Notably, author Bryan Garner, who traveled and collaborated with Justice Scalia, wrote “Nino and Me,” a memoir of his decade-long friendship with the late Supreme Court Justice. “Justice Scalia thought it was most refreshing to have a candidate who was pretty much unfiltered and utterly frank…He was fascinated by the fact that Trump was so outspoken in an unfiltered way, and therefore we were seeing something a little more genuine than a candidate whose every utterance is airbrushed.” Would Scalia have found President Trump too frank? We don’t know.
Consider the related kerfuffle over what epithet Trump may, or may not, have used in a meeting with six members of Congress looking to provide protection to the children brought to America illegally by their parents. Democrats utter epithets at their Trump-voting neighbors and states, even at Israel. Kennedy, Johnson, Obama all had potty-mouths. Bovine scat is nonpartisan.

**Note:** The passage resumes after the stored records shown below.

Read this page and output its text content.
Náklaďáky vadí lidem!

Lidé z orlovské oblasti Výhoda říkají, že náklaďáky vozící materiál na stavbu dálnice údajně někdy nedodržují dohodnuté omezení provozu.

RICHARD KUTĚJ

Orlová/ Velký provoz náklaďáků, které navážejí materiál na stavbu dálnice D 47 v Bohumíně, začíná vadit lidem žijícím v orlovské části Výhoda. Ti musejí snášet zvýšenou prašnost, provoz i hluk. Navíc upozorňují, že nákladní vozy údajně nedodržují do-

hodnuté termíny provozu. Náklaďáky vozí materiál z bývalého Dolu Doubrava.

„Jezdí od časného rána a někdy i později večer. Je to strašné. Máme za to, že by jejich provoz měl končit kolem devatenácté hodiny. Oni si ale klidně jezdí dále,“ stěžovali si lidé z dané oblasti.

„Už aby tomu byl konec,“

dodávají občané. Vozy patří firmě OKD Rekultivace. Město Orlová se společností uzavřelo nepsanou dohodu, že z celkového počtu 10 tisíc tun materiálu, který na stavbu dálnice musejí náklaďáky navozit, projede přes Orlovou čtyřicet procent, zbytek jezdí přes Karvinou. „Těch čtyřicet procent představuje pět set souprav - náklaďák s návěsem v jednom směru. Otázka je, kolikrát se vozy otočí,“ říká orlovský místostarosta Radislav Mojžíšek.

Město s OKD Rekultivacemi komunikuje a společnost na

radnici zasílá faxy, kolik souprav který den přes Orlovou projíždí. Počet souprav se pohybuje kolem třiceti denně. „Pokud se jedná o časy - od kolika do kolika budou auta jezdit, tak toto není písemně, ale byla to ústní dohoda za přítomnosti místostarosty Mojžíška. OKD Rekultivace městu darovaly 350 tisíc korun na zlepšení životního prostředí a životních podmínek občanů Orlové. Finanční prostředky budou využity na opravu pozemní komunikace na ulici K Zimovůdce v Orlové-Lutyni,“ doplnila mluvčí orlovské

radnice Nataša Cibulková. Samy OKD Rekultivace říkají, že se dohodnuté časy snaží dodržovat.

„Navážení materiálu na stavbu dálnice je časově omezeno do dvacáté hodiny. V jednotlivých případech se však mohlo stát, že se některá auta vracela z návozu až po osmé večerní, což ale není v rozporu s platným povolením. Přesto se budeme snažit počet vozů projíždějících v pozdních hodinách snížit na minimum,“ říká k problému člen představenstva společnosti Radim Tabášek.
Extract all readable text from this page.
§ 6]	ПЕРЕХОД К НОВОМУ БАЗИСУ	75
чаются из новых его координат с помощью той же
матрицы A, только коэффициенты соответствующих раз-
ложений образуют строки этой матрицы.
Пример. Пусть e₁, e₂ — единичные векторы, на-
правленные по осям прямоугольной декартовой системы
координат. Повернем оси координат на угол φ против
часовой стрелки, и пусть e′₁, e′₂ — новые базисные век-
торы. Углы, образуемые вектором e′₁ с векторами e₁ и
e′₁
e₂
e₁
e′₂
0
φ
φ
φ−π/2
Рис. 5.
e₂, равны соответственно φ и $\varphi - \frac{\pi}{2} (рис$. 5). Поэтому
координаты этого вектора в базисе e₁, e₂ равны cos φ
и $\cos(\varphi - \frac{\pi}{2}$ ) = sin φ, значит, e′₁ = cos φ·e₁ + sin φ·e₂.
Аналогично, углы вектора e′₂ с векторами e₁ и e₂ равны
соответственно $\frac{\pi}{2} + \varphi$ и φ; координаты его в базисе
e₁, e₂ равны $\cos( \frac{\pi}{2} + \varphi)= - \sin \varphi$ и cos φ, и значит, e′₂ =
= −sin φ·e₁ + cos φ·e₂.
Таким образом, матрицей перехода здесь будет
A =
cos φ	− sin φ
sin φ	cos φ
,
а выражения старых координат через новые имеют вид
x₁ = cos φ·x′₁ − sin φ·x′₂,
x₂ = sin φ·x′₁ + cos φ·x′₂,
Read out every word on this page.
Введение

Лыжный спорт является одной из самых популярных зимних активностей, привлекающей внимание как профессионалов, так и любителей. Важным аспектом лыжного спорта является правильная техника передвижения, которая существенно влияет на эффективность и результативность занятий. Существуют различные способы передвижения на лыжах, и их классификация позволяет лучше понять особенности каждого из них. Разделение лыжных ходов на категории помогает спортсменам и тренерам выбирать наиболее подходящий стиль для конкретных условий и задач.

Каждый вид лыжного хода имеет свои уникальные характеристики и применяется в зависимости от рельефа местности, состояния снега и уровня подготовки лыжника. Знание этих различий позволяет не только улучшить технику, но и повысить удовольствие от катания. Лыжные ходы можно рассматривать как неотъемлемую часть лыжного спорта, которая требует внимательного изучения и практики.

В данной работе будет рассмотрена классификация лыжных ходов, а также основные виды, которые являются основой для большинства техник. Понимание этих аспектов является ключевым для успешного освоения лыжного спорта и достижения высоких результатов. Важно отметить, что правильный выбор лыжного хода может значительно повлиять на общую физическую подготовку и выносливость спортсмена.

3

The American people want 1) protection for children who’ve done nothing wrong, 2) increased border security, and 3) an end to “chain migration” and “lottery” systems. It would seem to reasonable people to be a common sense deal: all of the above. However, the “open borders” Democrats and reform/amnesty Republicans wanted Trump to sign on to something with legalization first, no real changes to “chain” or “lottery” immigration and nebulous, if ever, real border barriers. Without walls or double fencing, the only thing preventing future waves of migrants hot-footing it across the border is the commitment of future presidents to defending America’s sovereignty and law. Obama didn’t. Democrats won’t ever do it.
I’m glad Trump expressed righteous indignation at their insistence that we encourage people from “hell hole” nations, because…diversity and multiculturalism. Just shut up if you don’t accept the dilution of traditional western American values by importing people with little or no respect for self-government, constitutional rights, religious and personal freedoms and self-sufficiency. Are we hurt by accepting those from any nation—even hell holes like Somalia, much of Africa, India or most majority-Muslim nations—with skills, degrees and American values. No.

Moving on, I see Democrats making a big mistake by digging in against seriously increased border security—they won’t approve of the 700 miles of fencing/walls that they all voted for 10 years ago. They refuse a reasonable compromise for getting the DACA children legalized and may refuse to fund the government by Friday. If they force a government shutdown, they won’t have Obama making the American people pawns in a massive propaganda stunt with a “close the Washington monument/national parks” strategy. Trump will shut down so much relatively unnoticed government activity that people will say “Yeah, cut more of my taxes.”